Gordon found one man in black hood at the corner of the street smoking a cigarette, who walked Gordon to the police station. It was a small office that lay in the middle of a malodourous compound at the end of the street. He rushed inside the surprisingly vacant office and spotted one room to his left and he barged inside it. The police station was as sketchy as the neighbourhood, but Gordon did not expect a lot from this god-forsaken region where he was stuck that night.
In that room, he was welcomed coldly by a burly man with greying hair and a big built. His thick grey moustache matched his stern personality. Gordon placed his faith in the stern policeman and narrated the entire incident to him.
“You’re the not the first one to have the knowledge about The Boss. He is feared all across. Kids, adults and others; anyone or everyone could be his target. He has a very strong influence over the political parties and gets away with every accusation with not even a scratch. Killing brings him pleasure and he has not stopped doing so in last some months. He has gripped the entire town under his giant web of violence and corruption, forcing everyone into murderers. Even the saints and the priests have dirtied their hands in this town. You came to the right place, here. You are safe.”
“I will leave this briefcase here.” The trauma in Gordon’s voice was overpowered by the anger that he felt rising in his belly. “It belongs to that man I met in the train.”
“I will take care of it.
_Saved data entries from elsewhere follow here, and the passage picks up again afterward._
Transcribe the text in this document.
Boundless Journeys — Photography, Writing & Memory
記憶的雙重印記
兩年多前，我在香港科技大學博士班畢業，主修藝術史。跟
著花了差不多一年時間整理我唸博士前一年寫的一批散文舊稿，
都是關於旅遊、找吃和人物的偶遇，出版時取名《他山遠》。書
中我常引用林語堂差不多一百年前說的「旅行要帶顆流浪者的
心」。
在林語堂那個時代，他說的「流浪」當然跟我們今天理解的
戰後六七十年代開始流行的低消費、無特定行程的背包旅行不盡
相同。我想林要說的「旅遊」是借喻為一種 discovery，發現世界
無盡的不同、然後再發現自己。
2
Soon, all this will be over. His strategy of making others kill, provides him a layer of extra protection. Once we get through that barrier, he will be dead as meat.” The policeman was as cold as he was in the beginning. It seemed to Frank that this was not the first time that he was hearing the anger of a citizen. He felt sad thinking about what happened to those people.
Gordon was flabbergasted. “I hope you have a plan in your mind.”
“What would you do when your family’s life is at stake?” The policeman stared at him with his big silver eyes. “Would you not kill to save them?”
Frank remained quiet. He was outraged at the horrid events that shaped that town. He could have screamed at the unexpected series of events that changed the entire story of his day…possibly his life. He slammed the briefcase on the top of the table with little regard to the respect that the policeman deserved. Before he got up from his seat, the door behind him opened with a creaky voice. He noticed a musty scent once again, and his eyes grew wide open. It was the man from the train. He knew it was him. The scent was so strong. Before his brain could register a reaction, Vergo’s large arms grappled Frank’s neck from behind and snapped it hard, rendering him dead.. His head fell on the table in front of him with a loud thud, his hat fell down on the floor.
“That is number five, Boss,” spoke Brent with very little emotions and he left the office where the Boss formed his shelter, disgusted over the depth of planning the Boss could implement for facilitating kills of innocent people. The man in the black hood followed Brent outside the station.
The Boss sat back in his chair, and a devilish smile was formed on his face at the sight of another dead man. This will never be over.